„Stefan Hakans ist kalt und berechnend“, erklärte mir Puustinen als wir uns an diesem Abend in einem italienischen Restaurant zum Essen trafen. Eigentlich wollte ich bei Puustinen mehr über Seppo Seiranen erfahren, irgendwie kam das Gespräch auf den Präsidenten des FC Inter Turku und Großindustriellen, Stefan Hakans.

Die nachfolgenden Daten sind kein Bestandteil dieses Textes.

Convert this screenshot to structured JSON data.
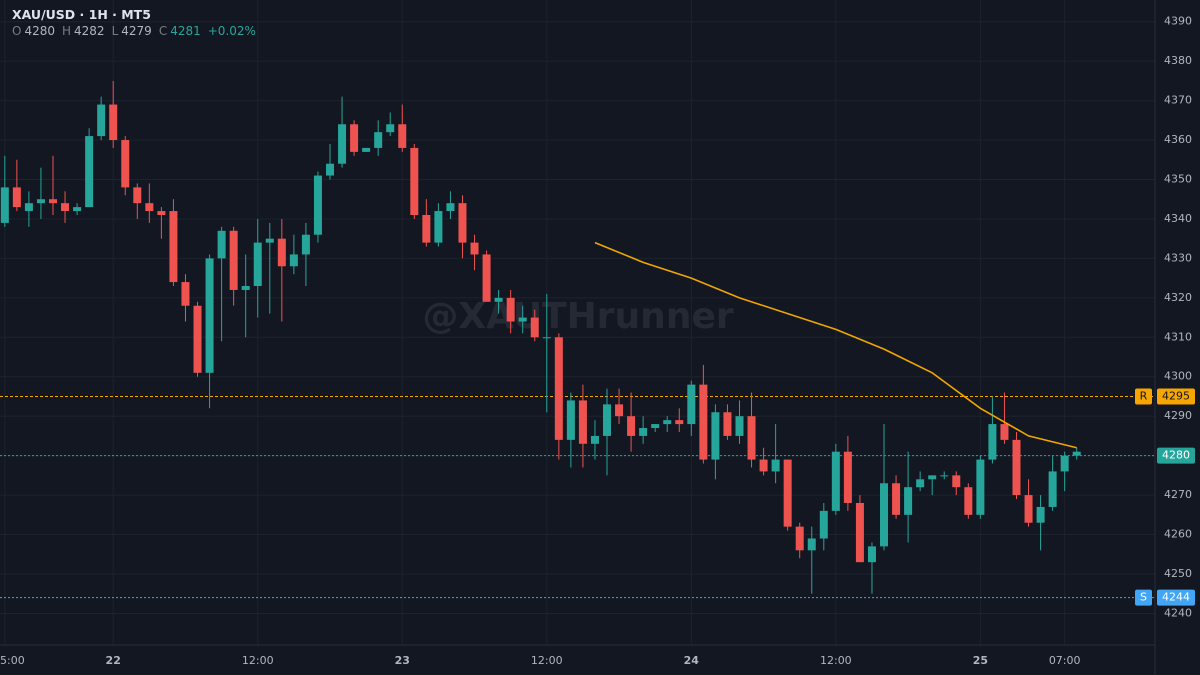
{
  "chart_data": {
    "type": "candlestick",
    "title": "XAU/USD · 1H · MT5",
    "ohlc_labels": [
      "O",
      "H",
      "L",
      "C"
    ],
    "ohlc_values": [
      4280,
      4282,
      4279,
      4281
    ],
    "change": 0.02,
    "change_label": "+0.02%",
    "watermark": "@XAUTHrunner",
    "up_color": "#26a69a",
    "down_color": "#ef5350",
    "x": [
      -9,
      -8,
      -7,
      -6,
      -5,
      -4,
      -3,
      -2,
      -1,
      0,
      1,
      2,
      3,
      4,
      5,
      6,
      7,
      8,
      9,
      10,
      11,
      12,
      13,
      14,
      15,
      16,
      17,
      18,
      19,
      20,
      21,
      22,
      23,
      24,
      25,
      26,
      27,
      28,
      29,
      30,
      31,
      32,
      33,
      34,
      35,
      36,
      37,
      38,
      39,
      40,
      41,
      42,
      43,
      44,
      45,
      46,
      47,
      48,
      49,
      50,
      51,
      52,
      53,
      54,
      55,
      56,
      57,
      58,
      59,
      60,
      61,
      62,
      63,
      64,
      65,
      66,
      67,
      68,
      69,
      70,
      71,
      72,
      73,
      74,
      75,
      76,
      77,
      78,
      79,
      80
    ],
    "open": [
      4339,
      4348,
      4342,
      4344,
      4345,
      4344,
      4342,
      4343,
      4361,
      4369,
      4360,
      4348,
      4344,
      4342,
      4342,
      4324,
      4318,
      4301,
      4330,
      4337,
      4322,
      4323,
      4334,
      4335,
      4328,
      4331,
      4336,
      4351,
      4354,
      4364,
      4357,
      4358,
      4362,
      4364,
      4358,
      4341,
      4334,
      4342,
      4344,
      4334,
      4331,
      4319,
      4320,
      4314,
      4315,
      4310,
      4310,
      4284,
      4294,
      4283,
      4285,
      4293,
      4290,
      4285,
      4287,
      4288,
      4289,
      4288,
      4298,
      4279,
      4291,
      4285,
      4290,
      4279,
      4276,
      4279,
      4262,
      4256,
      4259,
      4266,
      4281,
      4268,
      4253,
      4257,
      4273,
      4265,
      4272,
      4274,
      4275,
      4275,
      4272,
      4265,
      4279,
      4288,
      4284,
      4270,
      4263,
      4267,
      4276,
      4280
    ],
    "high": [
      4356,
      4355,
      4347,
      4353,
      4356,
      4347,
      4344,
      4363,
      4371,
      4375,
      4361,
      4349,
      4349,
      4343,
      4345,
      4326,
      4319,
      4331,
      4338,
      4338,
      4331,
      4340,
      4339,
      4340,
      4336,
      4339,
      4352,
      4359,
      4371,
      4365,
      4358,
      4365,
      4367,
      4369,
      4359,
      4345,
      4344,
      4347,
      4346,
      4336,
      4332,
      4322,
      4322,
      4318,
      4317,
      4321,
      4311,
      4296,
      4298,
      4289,
      4297,
      4297,
      4296,
      4290,
      4288,
      4290,
      4292,
      4299,
      4303,
      4293,
      4293,
      4294,
      4296,
      4282,
      4288,
      4279,
      4263,
      4262,
      4268,
      4283,
      4285,
      4270,
      4258,
      4288,
      4275,
      4281,
      4276,
      4275,
      4276,
      4276,
      4273,
      4280,
      4295,
      4296,
      4286,
      4274,
      4270,
      4280,
      4281,
      4282
    ],
    "low": [
      4338,
      4342,
      4338,
      4340,
      4341,
      4339,
      4341,
      4343,
      4360,
      4358,
      4346,
      4340,
      4339,
      4335,
      4323,
      4314,
      4300,
      4292,
      4309,
      4318,
      4310,
      4315,
      4316,
      4314,
      4326,
      4323,
      4334,
      4350,
      4353,
      4356,
      4357,
      4356,
      4361,
      4357,
      4340,
      4333,
      4333,
      4340,
      4330,
      4327,
      4319,
      4316,
      4311,
      4311,
      4309,
      4291,
      4279,
      4277,
      4277,
      4279,
      4275,
      4288,
      4281,
      4283,
      4286,
      4286,
      4286,
      4285,
      4278,
      4274,
      4284,
      4283,
      4277,
      4275,
      4273,
      4261,
      4254,
      4245,
      4256,
      4265,
      4266,
      4253,
      4245,
      4256,
      4264,
      4258,
      4271,
      4270,
      4274,
      4270,
      4264,
      4264,
      4278,
      4283,
      4269,
      4262,
      4256,
      4266,
      4271,
      4279
    ],
    "close": [
      4348,
      4343,
      4344,
      4345,
      4344,
      4342,
      4343,
      4361,
      4369,
      4360,
      4348,
      4344,
      4342,
      4341,
      4324,
      4318,
      4301,
      4330,
      4337,
      4322,
      4323,
      4334,
      4335,
      4328,
      4331,
      4336,
      4351,
      4354,
      4364,
      4357,
      4358,
      4362,
      4364,
      4358,
      4341,
      4334,
      4342,
      4344,
      4334,
      4331,
      4319,
      4320,
      4314,
      4315,
      4310,
      4310,
      4284,
      4294,
      4283,
      4285,
      4293,
      4290,
      4285,
      4287,
      4288,
      4289,
      4288,
      4298,
      4279,
      4291,
      4285,
      4290,
      4279,
      4276,
      4279,
      4262,
      4256,
      4259,
      4266,
      4281,
      4268,
      4253,
      4257,
      4273,
      4265,
      4272,
      4274,
      4275,
      4275,
      4272,
      4265,
      4279,
      4288,
      4284,
      4270,
      4263,
      4267,
      4276,
      4280,
      4281
    ],
    "overlay": {
      "color": "#f0a500",
      "x": [
        40,
        44,
        48,
        52,
        56,
        60,
        64,
        68,
        72,
        76,
        80
      ],
      "values": [
        4334,
        4329,
        4325,
        4320,
        4316,
        4312,
        4307,
        4301,
        4292,
        4285,
        4282
      ]
    },
    "levels": [
      {
        "label": "R",
        "value": 4295,
        "color": "#f7a600"
      },
      {
        "label": "S",
        "value": 4244,
        "color": "#42a5f5"
      }
    ],
    "price_line": {
      "value": 4280,
      "color": "#26a69a"
    },
    "xlim": [
      -9.4,
      86.5
    ],
    "ylim": [
      4232,
      4395.5
    ],
    "xticks": [
      {
        "value": -9,
        "label": "5:00"
      },
      {
        "value": 0,
        "label": "22"
      },
      {
        "value": 12,
        "label": "12:00"
      },
      {
        "value": 24,
        "label": "23"
      },
      {
        "value": 36,
        "label": "12:00"
      },
      {
        "value": 48,
        "label": "24"
      },
      {
        "value": 60,
        "label": "12:00"
      },
      {
        "value": 72,
        "label": "25"
      },
      {
        "value": 79,
        "label": "07:00"
      }
    ],
    "yticks": [
      4240,
      4250,
      4260,
      4270,
      4280,
      4290,
      4300,
      4310,
      4320,
      4330,
      4340,
      4350,
      4360,
      4370,
      4380,
      4390
    ],
    "grid": true
  }
}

„Irgendwie“ ist vielleicht etwas falsch formuliert. Es war kein Zufall, dass wir über Hakans redeten. Puustinen hatte mir eröffnet, dass ich mich auch mit Stefan Hakans beschäftigen müsse um Seiranens Arbeit bei TPS zu verstehen.
Alle drei waren zusammen zur Schule gegangen, Seiranen, Puustinen und Hakans. Seiranen und Puustinen waren und blieben befreundet. Hakans, dessen Familie einige Sägewerke besaß wurde von den beiden wenig geschätzt. Die Abneigung schlug in Verachtung um, als Hakans 1990 beschloss den FC Inter Turku aus dem Boden zu stampfen.

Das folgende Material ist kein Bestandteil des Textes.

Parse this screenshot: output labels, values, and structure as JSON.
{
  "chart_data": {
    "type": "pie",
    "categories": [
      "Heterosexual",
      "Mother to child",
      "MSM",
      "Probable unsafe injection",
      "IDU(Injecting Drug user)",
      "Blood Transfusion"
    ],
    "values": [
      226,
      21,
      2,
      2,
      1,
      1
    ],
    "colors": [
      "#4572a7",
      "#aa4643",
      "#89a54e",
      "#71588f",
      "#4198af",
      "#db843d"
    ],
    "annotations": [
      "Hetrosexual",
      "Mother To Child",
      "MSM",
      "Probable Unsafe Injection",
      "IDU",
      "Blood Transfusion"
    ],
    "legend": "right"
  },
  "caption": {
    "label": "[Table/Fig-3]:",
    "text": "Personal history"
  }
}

„Ende der achtziger und Anfang der neunziger Jahre ging es TPS schlecht, sehr schlecht. Nach den Erfolgen der siebziger Jahre war man hoch geflogen und noch tiefer gefallen. Finanziell lag der Verein in Trümmern und auch das treue Publikum hatte sich zunehmend von der Mannschaft abgewandt. Dann wurde Seppo Präsident“, erklärte mir Puustinen.
„Als TPS vor 20 Jahren am Boden lag, hat der erfolgreiche Unternehmer Hakans nicht nur den FC Inter gegründet, sondern augenscheinlich generös auch Tepsie unter die Arme gegriffen und dem großen Konkurrenten das finanzielle Überleben gesichert, zu knallharten Konditionen versteht sich. Aber: Ohne Hakans würde es TPS nicht mehr geben, und dieser Stachel sitzt bei Seiranen tief.
Einerseits gründete Hakans seinen eigenen Club, den er mit umfangreicher finanzieller Unterstützung schnell in die Veikkausliiga brachte, andererseits hielt er Tepsi am Leben. Tepsie sollte als Sparringspartner dienen und ein wenig Folklore liefern, bis Inter sich in der finnischen Fußballwelt etabliert hatte.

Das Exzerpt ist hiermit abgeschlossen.